Choice is often not good. Consider these:

- Choice in plug type for electrical devices - Choice in power adapter connection for cell phones - Choice of driving on the left side or the right side of the road - Choice of location for the brake pedal in your car.

Most anything that is used to interface two items, as is oAuth, is better with fewer choices. Choices increase complexity and cost for both sides of the connection and reduce the number of solutions that are compatible. However, for some reason this fact is often lost on technologists.

It's a reference to the WS family of standards, which are a huge group of enterprisey web services standards. A good illustration of the family is http://www.innoq.com/soa/ws-standards/poster/innoQ%20WS-Stan...

just been reading about the debacle with xml and w3c snd this whole oAuth business sounds like it's heading down the same path. Seems like the browser vendors had the ultimate say when it came to html. in terms of oAuth i wonder where the ultimate power lies because those would be the factions that need to do something right now to deal with this mess.

What was the supposed purpose for oath 2.0?

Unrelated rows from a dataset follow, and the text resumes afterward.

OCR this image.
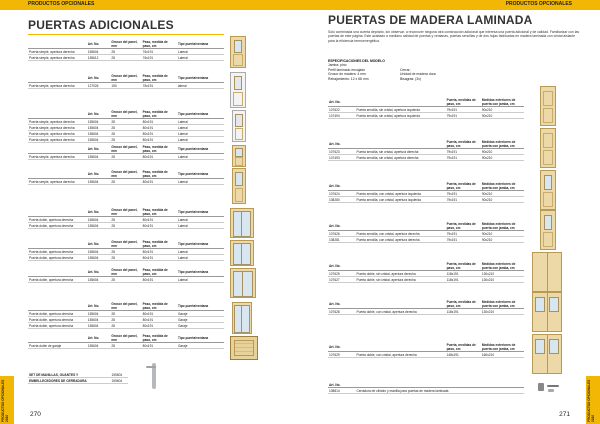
PRODUCTOS OPCIONALES
PUERTAS ADICIONALES
	Art. No.	Grosor del panel, mm	Paso, medida de paso, cm	Tipo puerta/ventana
Puerta simple, apertura derecha	155604	28	76x191	Lateral
Puerta simple, apertura derecha	155612	28	76x191	Lateral
	Art. No.	Grosor del panel, mm	Paso, medida de paso, cm	Tipo puerta/ventana
Puerta simple, apertura derecha	127026	150	78x191	lateral
	Art. No.	Grosor del panel, mm	Paso, medida de paso, cm	Tipo puerta/ventana
Puerta simple, apertura derecha	155604	28	80x191	Lateral
Puerta simple, apertura derecha	155604	28	80x191	Lateral
Puerta simple, apertura derecha	155604	28	80x191	Lateral
Puerta simple, apertura derecha	155604	28	80x191	Lateral
	Art. No.	Grosor del panel, mm	Paso, medida de paso, cm	Tipo puerta/ventana
Puerta simple, apertura derecha	155604	28	80x191	Lateral
	Art. No.	Grosor del panel, mm	Paso, medida de paso, cm	Tipo puerta/ventana
Puerta simple, apertura derecha	155604	28	80x191	Lateral
	Art. No.	Grosor del panel, mm	Paso, medida de paso, cm	Tipo puerta/ventana
Puerta doble, apertura derecha	155604	28	80x191	Lateral
Puerta doble, apertura derecha	155604	28	80x191	Lateral
	Art. No.	Grosor del panel, mm	Paso, medida de paso, cm	Tipo puerta/ventana
Puerta doble, apertura derecha	155604	28	80x191	Lateral
Puerta doble, apertura derecha	155604	28	80x191	Lateral
	Art. No.	Grosor del panel, mm	Paso, medida de paso, cm	Tipo puerta/ventana
Puerta doble, apertura derecha	155604	28	80x191	Lateral
	Art. No.	Grosor del panel, mm	Paso, medida de paso, cm	Tipo puerta/ventana
Puerta doble, apertura derecha	155604	28	80x191	Garaje
Puerta doble, apertura derecha	155604	28	80x191	Garaje
Puerta doble, apertura derecha	155604	28	80x191	Garaje
	Art. No.	Grosor del panel, mm	Paso, medida de paso, cm	Tipo puerta/ventana
Puerta doble de garaje	155604	28	80x191	Garaje
SET DE MANILLAS, GUANTES Y	155604
EMBELLECEDORES DE CERRADURA	155604
PRODUCTOS OPCIONALES 2020
270
PRODUCTOS OPCIONALES
PUERTAS DE MADERA LAMINADA
Sólo combinada una cuenta depósito, sin observar, a reconocer ninguna otra construcción adicional que interesa una puerta adicional y de calidad. Familiarizar con las puertas de este página. Este acabado a mediano calidad de puertas y ventanas, puertas sencillas y de dos hojas fabricadas en madera laminada con cristal aislante para la eficiencia termoenergética.
ESPECIFICACIONES DEL MODELO
Jamba: pino
Perfil laminado encajado	Cerrar:
Grosor de madera: 4 mm	Unidad de madera dura
Rebajamiento: 12 x 68 mm	Bisagras: (3x)
Art. No.		Puerta, medidas de paso, cm	Medidas exteriores de puerta con jamba, cm
107622	Puerta sencilla, sin cristal, apertura izquierda	79x191	90x210
107494	Puerta sencilla, sin cristal, apertura izquierda	79x191	90x210
Art. No.		Puerta, medidas de paso, cm	Medidas exteriores de puerta con jamba, cm
107623	Puerta sencilla, sin cristal, apertura derecha	79x191	90x210
107493	Puerta sencilla, sin cristal, apertura derecha	79x191	90x210
Art. No.		Puerta, medidas de paso, cm	Medidas exteriores de puerta con jamba, cm
107624	Puerta sencilla, con cristal, apertura izquierda	79x191	90x210
108280	Puerta sencilla, con cristal, apertura izquierda	79x191	90x210
Art. No.		Puerta, medidas de paso, cm	Medidas exteriores de puerta con jamba, cm
107626	Puerta sencilla, con cristal, apertura derecha	79x191	90x210
108281	Puerta sencilla, con cristal, apertura derecha	79x191	90x210
Art. No.		Puerta, medidas de paso, cm	Medidas exteriores de puerta con jamba, cm
107625	Puerta doble, sin cristal, apertura derecha	118x191	130x210
107627	Puerta doble, sin cristal, apertura derecha	118x191	130x210
Art. No.		Puerta, medidas de paso, cm	Medidas exteriores de puerta con jamba, cm
107628	Puerta doble, con cristal, apertura derecha	118x191	130x210
Art. No.		Puerta, medidas de paso, cm	Medidas exteriores de puerta con jamba, cm
107629	Puerta doble, con cristal, apertura derecha	148x191	160x210
Art. No.	
108814	Cerradura de cilindro y manilla para puertas de madera laminada	PRODUCTOS OPCIONALES 2020
271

I would have been happy with things the same but simply a better "two legged" version to allow better interoperability with trusted services from native apps. Having oAuth 1 kinda bound to the browser has been a minor headache for my team. But for the most part I think oAauth 1 works well. It just needs some official specifications for usage in non-web apps to put an end to all of the inconsistent solutions that people are creating out of necessity.

Again it's very hard to read the small grey text on white background.